August 03, 2009

Hello Hope

You know how a lot of things start out as one thing but end up as something completely different? I think that's what this blog is going to be. I started writing a post about how my life has changed and all that kind of jazz and while all that is true, I don't know that I want this to be about that. I will probably share that stuff because it's important to me and may, at times, be interesting and amusing, but I am trying to make a change and not let one thing be all encompassing. I like to write. I don't think I'm a great writer but I would like to develop and this may be a good way to cut my baby teeth.
Here's the story -
I've started reading blogs very recently and have become hooked on many. The last two months have been very rough.

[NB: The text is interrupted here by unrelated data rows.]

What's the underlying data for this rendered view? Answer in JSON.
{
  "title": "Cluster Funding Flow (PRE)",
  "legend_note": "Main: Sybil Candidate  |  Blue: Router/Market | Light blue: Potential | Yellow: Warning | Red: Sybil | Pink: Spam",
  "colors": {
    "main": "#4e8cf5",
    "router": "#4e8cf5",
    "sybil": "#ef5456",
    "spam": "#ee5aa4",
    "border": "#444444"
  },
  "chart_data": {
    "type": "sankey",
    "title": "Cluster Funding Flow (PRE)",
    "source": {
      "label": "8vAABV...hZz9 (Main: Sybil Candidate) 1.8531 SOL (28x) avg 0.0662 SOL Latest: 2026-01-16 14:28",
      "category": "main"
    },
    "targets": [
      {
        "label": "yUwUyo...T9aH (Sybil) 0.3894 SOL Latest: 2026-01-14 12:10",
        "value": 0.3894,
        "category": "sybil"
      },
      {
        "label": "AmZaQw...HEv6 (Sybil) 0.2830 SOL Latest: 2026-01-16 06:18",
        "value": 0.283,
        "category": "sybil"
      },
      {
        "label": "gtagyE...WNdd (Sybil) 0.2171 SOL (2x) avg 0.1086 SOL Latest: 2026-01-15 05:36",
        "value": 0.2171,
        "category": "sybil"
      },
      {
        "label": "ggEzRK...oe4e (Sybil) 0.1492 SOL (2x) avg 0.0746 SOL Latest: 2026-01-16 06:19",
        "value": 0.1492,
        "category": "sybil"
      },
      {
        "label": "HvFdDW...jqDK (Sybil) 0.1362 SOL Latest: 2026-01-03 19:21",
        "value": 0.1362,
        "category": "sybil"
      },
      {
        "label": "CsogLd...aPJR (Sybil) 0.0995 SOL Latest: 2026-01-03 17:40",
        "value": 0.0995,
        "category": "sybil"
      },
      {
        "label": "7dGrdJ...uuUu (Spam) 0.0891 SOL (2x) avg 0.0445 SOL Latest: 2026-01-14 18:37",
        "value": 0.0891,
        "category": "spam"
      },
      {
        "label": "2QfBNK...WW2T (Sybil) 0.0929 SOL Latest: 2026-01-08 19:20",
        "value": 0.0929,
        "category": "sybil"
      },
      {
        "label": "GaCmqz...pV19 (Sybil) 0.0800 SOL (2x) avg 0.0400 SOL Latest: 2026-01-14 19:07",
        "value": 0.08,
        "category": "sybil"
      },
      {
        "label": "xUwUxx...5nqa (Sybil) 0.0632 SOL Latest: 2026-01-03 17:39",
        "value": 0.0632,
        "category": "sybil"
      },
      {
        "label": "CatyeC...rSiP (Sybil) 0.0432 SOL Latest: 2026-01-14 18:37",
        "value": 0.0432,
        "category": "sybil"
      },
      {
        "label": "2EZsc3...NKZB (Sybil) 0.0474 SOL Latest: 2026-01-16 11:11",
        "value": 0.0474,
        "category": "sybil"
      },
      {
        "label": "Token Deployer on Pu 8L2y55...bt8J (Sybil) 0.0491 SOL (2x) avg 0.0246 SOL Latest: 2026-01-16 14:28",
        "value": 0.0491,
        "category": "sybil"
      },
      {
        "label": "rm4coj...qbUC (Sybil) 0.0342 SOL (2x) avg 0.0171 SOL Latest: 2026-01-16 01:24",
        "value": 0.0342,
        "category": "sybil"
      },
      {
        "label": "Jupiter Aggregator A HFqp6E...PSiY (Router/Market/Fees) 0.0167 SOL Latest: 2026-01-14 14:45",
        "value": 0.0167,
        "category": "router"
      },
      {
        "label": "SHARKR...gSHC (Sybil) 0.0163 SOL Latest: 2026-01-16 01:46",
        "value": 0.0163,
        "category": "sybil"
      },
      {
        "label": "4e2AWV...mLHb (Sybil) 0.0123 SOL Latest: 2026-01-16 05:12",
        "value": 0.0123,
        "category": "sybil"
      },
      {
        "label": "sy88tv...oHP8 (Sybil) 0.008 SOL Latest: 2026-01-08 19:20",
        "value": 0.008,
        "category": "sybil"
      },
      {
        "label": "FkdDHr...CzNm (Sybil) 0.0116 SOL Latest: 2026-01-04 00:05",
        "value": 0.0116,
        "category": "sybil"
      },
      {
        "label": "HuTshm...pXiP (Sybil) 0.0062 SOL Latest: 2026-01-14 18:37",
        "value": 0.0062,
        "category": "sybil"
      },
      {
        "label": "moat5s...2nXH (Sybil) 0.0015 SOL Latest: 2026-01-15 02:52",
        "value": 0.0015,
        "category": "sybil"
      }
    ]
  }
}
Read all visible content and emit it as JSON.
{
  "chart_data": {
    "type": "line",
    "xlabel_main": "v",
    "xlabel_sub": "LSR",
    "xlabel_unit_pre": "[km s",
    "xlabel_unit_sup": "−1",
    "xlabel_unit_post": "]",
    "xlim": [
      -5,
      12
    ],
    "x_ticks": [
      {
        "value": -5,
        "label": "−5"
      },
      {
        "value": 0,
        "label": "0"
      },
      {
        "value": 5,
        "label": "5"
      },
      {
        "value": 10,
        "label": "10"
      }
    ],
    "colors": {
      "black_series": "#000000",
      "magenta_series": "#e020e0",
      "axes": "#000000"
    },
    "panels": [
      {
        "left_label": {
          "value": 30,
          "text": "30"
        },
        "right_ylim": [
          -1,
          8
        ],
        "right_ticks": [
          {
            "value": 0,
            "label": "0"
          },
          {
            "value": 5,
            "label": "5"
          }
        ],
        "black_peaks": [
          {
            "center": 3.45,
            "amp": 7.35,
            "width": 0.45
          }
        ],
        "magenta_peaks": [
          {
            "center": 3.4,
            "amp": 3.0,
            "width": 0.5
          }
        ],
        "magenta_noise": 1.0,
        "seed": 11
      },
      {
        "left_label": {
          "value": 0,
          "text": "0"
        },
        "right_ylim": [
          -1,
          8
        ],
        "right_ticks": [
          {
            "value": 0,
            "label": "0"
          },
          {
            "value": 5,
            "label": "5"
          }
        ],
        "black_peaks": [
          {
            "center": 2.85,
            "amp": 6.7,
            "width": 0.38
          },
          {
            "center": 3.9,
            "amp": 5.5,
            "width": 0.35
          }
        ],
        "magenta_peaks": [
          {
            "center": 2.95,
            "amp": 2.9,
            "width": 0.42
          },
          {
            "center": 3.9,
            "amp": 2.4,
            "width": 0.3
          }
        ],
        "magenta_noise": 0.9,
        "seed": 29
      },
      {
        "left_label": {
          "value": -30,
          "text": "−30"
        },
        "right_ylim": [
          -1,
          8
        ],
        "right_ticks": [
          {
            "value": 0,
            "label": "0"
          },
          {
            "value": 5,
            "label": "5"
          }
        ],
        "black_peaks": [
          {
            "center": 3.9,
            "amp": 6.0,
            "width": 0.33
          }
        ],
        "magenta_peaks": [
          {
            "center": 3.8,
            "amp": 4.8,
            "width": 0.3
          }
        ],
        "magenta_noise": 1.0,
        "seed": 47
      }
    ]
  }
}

The last four have been very revealing. I am trying, in my 38th year, to live a life that has meaning and depth and yes, happiness. I am trying to silence the demons that plague my brain and self-esteem and trying to figure out how I ended up the way I am - good and bad. I think blogging will be like therapy - you don't have to get everything out all at once. There's lots of time. There's every day. And one thing I've learned to love about life - you get a chance at a fresh start everyday so if you perpetually screw it up, rather than kick yourself and spiral downwards, go to bed and wake up the next day and try something different - to break the pattern, to see things from another angle, to find hope again. Because if you can, you may find that it's not as bad as you thought it was yesterday.